One Thing For Sure

While folding laundry this afternoon, a common thought began to pass through my mind, bringing an oh so familiar sadness.

-One thing in life is absolute for all of us. We're born, we live, and then we die. We take nothing with us, and leave only one thing behind that truly is a part of us, and that is our memory-

And for me, that is a big deal....So big in fact, that I've laid awake stressing at night since I was a little kid because I know that someday, I will no longer have the luxury of being around my loved ones because inevitably we all must go. And maybe that's why I try so hard not to connect with people, because goodbyes are something that I can't cope with.

I think about death often. I think about what I've done, what I'm doing, and what I still want to do before my time is up. Although this familiar sadness flooding my mind, should drive me to show those around me how I feel about them, it seems a rare moment that I actually allow myself the time to enjoy those things, those people that I hold dear to my heart. I pass them by, I meet their needs, I communicate with them often, but rarely ever do I really express my love and appreciation for them.

I realized today, that my baby will soon be one year old. I don't know where her life has gone, but one thing I do know is that I've missed so much of the joy and connection I should have had because of my drive to provide a better life for her. But is that better really? A parent who is never home in the hopes of keeping her children from suffering?

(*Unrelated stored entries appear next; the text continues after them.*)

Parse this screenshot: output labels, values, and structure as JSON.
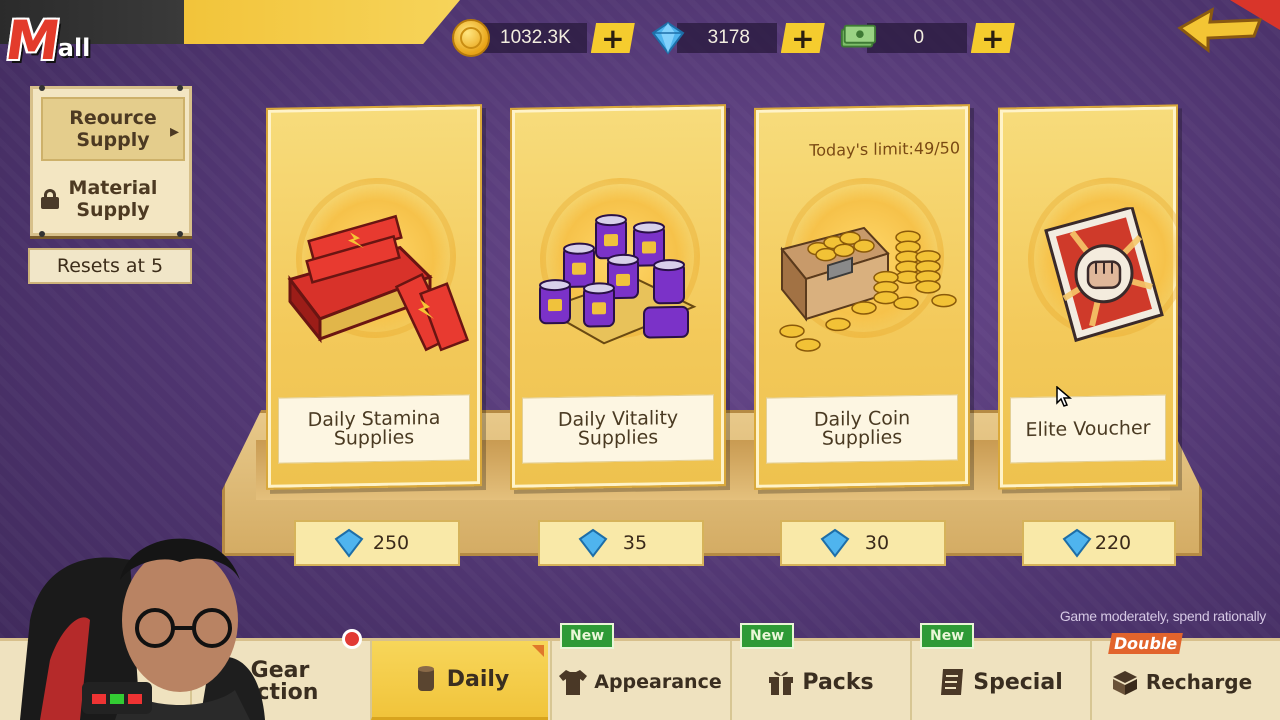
{
  "header": {
    "logo_text_m": "M",
    "logo_text_all": "all"
  },
  "currencies": [
    {
      "icon": "gold-coin-icon",
      "value": "1032.3K",
      "add_label": "+"
    },
    {
      "icon": "diamond-icon",
      "value": "3178",
      "add_label": "+"
    },
    {
      "icon": "cash-stack-icon",
      "value": "0",
      "add_label": "+"
    }
  ],
  "side_panel": {
    "tabs": [
      {
        "label": "Reource Supply",
        "active": true
      },
      {
        "label": "Material Supply",
        "locked": true
      }
    ],
    "resets_text": "Resets at 5"
  },
  "cards": [
    {
      "name": "Daily Stamina Supplies",
      "price": "250",
      "limit": "",
      "art": "stamina-bars"
    },
    {
      "name": "Daily Vitality Supplies",
      "price": "35",
      "limit": "",
      "art": "vitality-cans"
    },
    {
      "name": "Daily Coin Supplies",
      "price": "30",
      "limit": "Today's limit:49/50",
      "art": "coin-chest"
    },
    {
      "name": "Elite Voucher",
      "price": "220",
      "limit": "",
      "art": "fist-voucher"
    }
  ],
  "hint_text": "Game moderately, spend rationally",
  "bottom_nav": [
    {
      "label": "Gear\nection",
      "icon": "",
      "badge": "",
      "dot": true,
      "active": false
    },
    {
      "label": "Daily",
      "icon": "can-icon",
      "badge": "",
      "active": true
    },
    {
      "label": "Appearance",
      "icon": "shirt-icon",
      "badge": "New",
      "active": false
    },
    {
      "label": "Packs",
      "icon": "gift-icon",
      "badge": "New",
      "active": false
    },
    {
      "label": "Special",
      "icon": "scroll-icon",
      "badge": "New",
      "active": false
    },
    {
      "label": "Recharge",
      "icon": "cube-stack-icon",
      "badge": "Double",
      "active": false
    }
  ],
  "colors": {
    "background": "#5b3f7d",
    "accent_yellow": "#f5cc2e",
    "card_gold": "#f3c95a",
    "new_badge": "#2e9a36",
    "double_badge": "#e2642c"
  }
}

I don't know. But I do know that every day I'm alive, I want to try to be a better person than I was the day before. I want to take it all in, and I want to be a blessing, not a bother, to the people that are with me.

Life is All Surreal.

It passes to quickly, and nothing is absolute. Make your choices wisely because you're not the only one who is going to feel the effects of them - they become a part of you, and are left behind with your loved ones in your memory.